It may be that Bernie Sanders is naming things in our society that need addressing. I don’t doubt that is the case. There are, no doubt, real injustices that make it harder for the poor to move out of poverty and make it easier for the rich to do wrong and get away with it. But I doubt that holding up Denmark’s economic model as the way forward—which he does—is the path of wisdom.
Forbes, for example, reports that out of a total population of 5.6 million, little more than 2 million are state pensioners, unemployed, sick or on social transfer payments for other reasons. And another 800,000 are employed by the public sector. That’s half the population employed by the state or sustained by money channeled though the state.
Or, to put it another way, out of 5.6 million people in Denmark, there are only about 1.8 million that are not directly dependent on the state for payments of some sort. And even among this group, there is high focus on cheap, subsidized childcare, free healthcare, child bonus payments, subsidized housin, and a large number of other ways to secure additional income from the state. Just an example: Students get five years of free tuition at state universities and I read of a married student who gets a $900 stipend from the state and free childcare. So, basically, living totally off the state for those university years.
Now, political liberals analyze this all over Europe right now, and everybody says, “These systems are under pressure.” That is the word that is used by liberals. They are under pressure, like most of the entitlement states of Europe. Conservatives say it’s a ticking time bomb. In other words, almost everybody says it can’t go on. The crisis in Greece is the forerunner, and no matter how angry people may get when their entitlements are threatened or taken away, you can’t create tax income out of nowhere. And the support base is not going to be there indefinitely, not to mention other disincentives that plague socialist economies over the long haul.
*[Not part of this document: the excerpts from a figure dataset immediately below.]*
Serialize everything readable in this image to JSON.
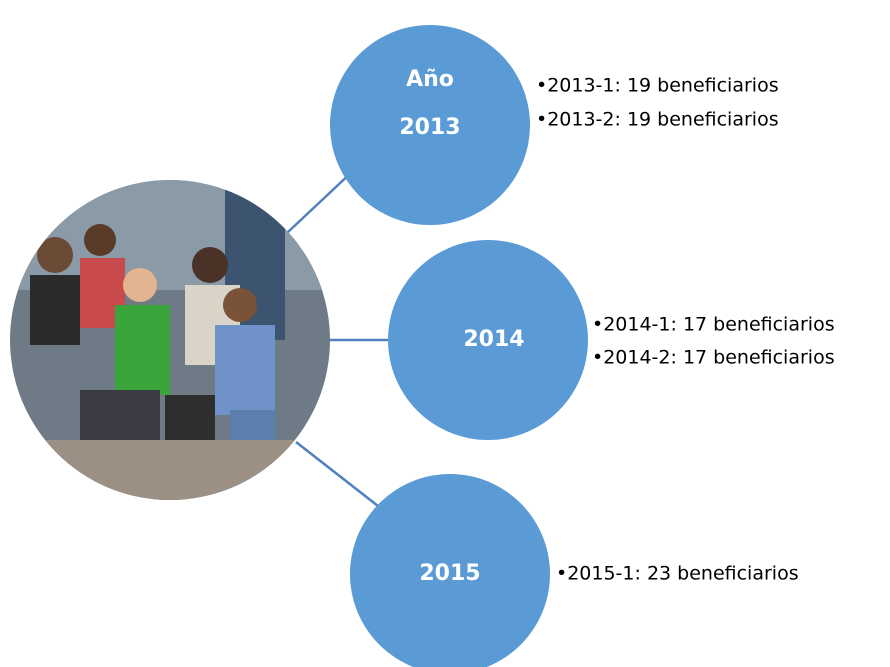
{
  "nodes": [
    {
      "label": [
        "Año",
        "2013"
      ],
      "items": [
        "•2013-1: 19 beneficiarios",
        "•2013-2: 19 beneficiarios"
      ]
    },
    {
      "label": [
        "2014"
      ],
      "items": [
        "•2014-1: 17 beneficiarios",
        "•2014-2: 17 beneficiarios"
      ]
    },
    {
      "label": [
        "2015"
      ],
      "items": [
        "•2015-1: 23 beneficiarios"
      ]
    }
  ]
}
So, for Bernie Sanders, or anyone else, to commend a Socialism like that of Denmark as the system that is going to do things well for us is shortsighted to say the least. So in general I would say that the impulses of biblical Christianity include:
1. compassion for the disadvantaged;
2. justice under law without respect to status;
3. freedom to create and produce;
4. private property.
And my own sense is that history and reason and further biblical reflection lead to the conclusion that freedom and property rights lead to greater long-term wellbeing, or, like we say today, flourishing for the greatest number. And it should not go unsaid, lastly, that every economic and political system will eventually collapse where there are insufficient moral impulses to restrain human selfishness and encourage honesty and good deeds even when no one is watching.